Objective: While excessive daytime sleepiness (EDS) can predate the clinical diagnosis of Parkinson disease (PD), associations with underlying PD pathogenesis are unknown. Our objective is to determine if EDS is related to brain Lewy pathology (LP), a marker of PD pathogenesis, using clinical assessments of EDS with postmortem follow-up.
Methods: Identification of LP was based on staining for α-synuclein in multiple brain regions in a sample of 211 men. Data on EDS were collected at clinical examinations from 1991 to 1999 when participants were aged 72-97 years.

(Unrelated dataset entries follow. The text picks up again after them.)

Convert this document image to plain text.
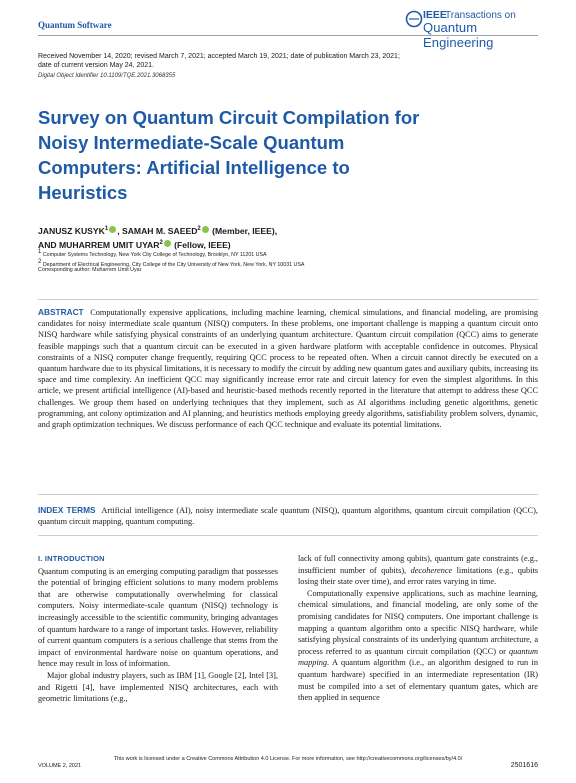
Quantum Software
IEEE
Transactions on
Quantum Engineering
Received November 14, 2020; revised March 7, 2021; accepted March 19, 2021; date of publication March 23, 2021;
date of current version May 24, 2021.
Digital Object Identifier 10.1109/TQE.2021.3068355
Survey on Quantum Circuit Compilation for Noisy Intermediate-Scale Quantum Computers: Artificial Intelligence to Heuristics
JANUSZ KUSYK$^1$ , SAMAH M. SAEED$^2$ (Member, IEEE),
AND MUHARREM UMIT UYAR$^2$ (Fellow, IEEE)
$^1$ Computer Systems Technology, New York City College of Technology, Brooklyn, NY 11201 USA
$^2$ Department of Electrical Engineering, City College of the City University of New York, New York, NY 10031 USA
Corresponding author: Muharrem Umit Uyar
ABSTRACT Computationally expensive applications, including machine learning, chemical simulations, and financial modeling, are promising candidates for noisy intermediate scale quantum (NISQ) computers. In these problems, one important challenge is mapping a quantum circuit onto NISQ hardware while satisfying physical constraints of an underlying quantum architecture. Quantum circuit compilation (QCC) aims to generate feasible mappings such that a quantum circuit can be executed in a given hardware platform with acceptable confidence in outcomes. Physical constraints of a NISQ computer change frequently, requiring QCC process to be repeated often. When a circuit cannot directly be executed on a quantum hardware due to its physical limitations, it is necessary to modify the circuit by adding new quantum gates and auxiliary qubits, increasing its space and time complexity. An inefficient QCC may significantly increase error rate and circuit latency for even the simplest algorithms. In this article, we present artificial intelligence (AI)-based and heuristic-based methods recently reported in the literature that attempt to address these QCC challenges. We group them based on underlying techniques that they implement, such as AI algorithms including genetic algorithms, genetic programming, ant colony optimization and AI planning, and heuristics methods employing greedy algorithms, satisfiability problem solvers, dynamic, and graph optimization techniques. We discuss performance of each QCC technique and evaluate its potential limitations.
INDEX TERMS Artificial intelligence (AI), noisy intermediate scale quantum (NISQ), quantum algorithms, quantum circuit compilation (QCC), quantum circuit mapping, quantum computing.
I. INTRODUCTION

Quantum computing is an emerging computing paradigm that possesses the potential of bringing efficient solutions to many modern problems that are otherwise computationally overwhelming for classical computers. Noisy intermediate-scale quantum (NISQ) technology is increasingly accessible to the scientific community, bringing advantages of quantum hardware to a range of important tasks. However, reliability of current quantum computers is a serious challenge that stems from the impact of environmental hardware noise on quantum operations, and hence may result in loss of information.

Major global industry players, such as IBM [1], Google [2], Intel [3], and Rigetti [4], have implemented NISQ architectures, each with geometric limitations (e.g.,

lack of full connectivity among qubits), quantum gate constraints (e.g., insufficient number of qubits), decoherence limitations (e.g., qubits losing their state over time), and error rates varying in time.

Computationally expensive applications, such as machine learning, chemical simulations, and financial modeling, are only some of the promising candidates for NISQ computers. One important challenge is mapping a quantum algorithm onto a specific NISQ hardware, while satisfying physical constraints of its underlying quantum architecture, a process referred to as quantum circuit compilation (QCC) or quantum mapping. A quantum algorithm (i.e., an algorithm designed to run in quantum hardware) specified in an intermediate representation (IR) must be compiled into a set of elementary quantum gates, which are then applied in sequence

VOLUME 2, 2021
This work is licensed under a Creative Commons Attribution 4.0 License. For more information, see http://creativecommons.org/licenses/by/4.0/
2501616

Results: Although EDS was more common in the presence vs absence of LP (p = 0.034), the association became stronger in neocortical regions. When LP was limited to the olfactory bulb, brainstem, and basal forebrain (Braak stages 1-4), frequency of EDS was 10% (4/40) vs 17.5% (20/114) in decedents without LP (p = 0.258). In contrast, compared to the absence of LP, EDS frequency doubled (36.7% [11/30], p = 0.023) when LP reached the anterior cingulate gyrus, insula mesocortex, and midfrontal, midtemporal, and inferior parietal neocortex (Braak stage 5). With further infiltration into the primary motor and sensory neocortices (Braak stage 6), EDS frequency increased threefold (51.9% [14/27], p < 0.001). Findings were similar across sleep-related features and persisted after adjustment for age and other covariates, including the removal of PD and dementia with Lewy bodies.
Conclusions: The association between EDS and PD includes relationships with extensive topographic LP expansion. The neocortex could be especially vulnerable to adverse relationships between sleep disorders and aggregation of misfolded α-synuclein and LP formation.
© 2019 American Academy of Neurology.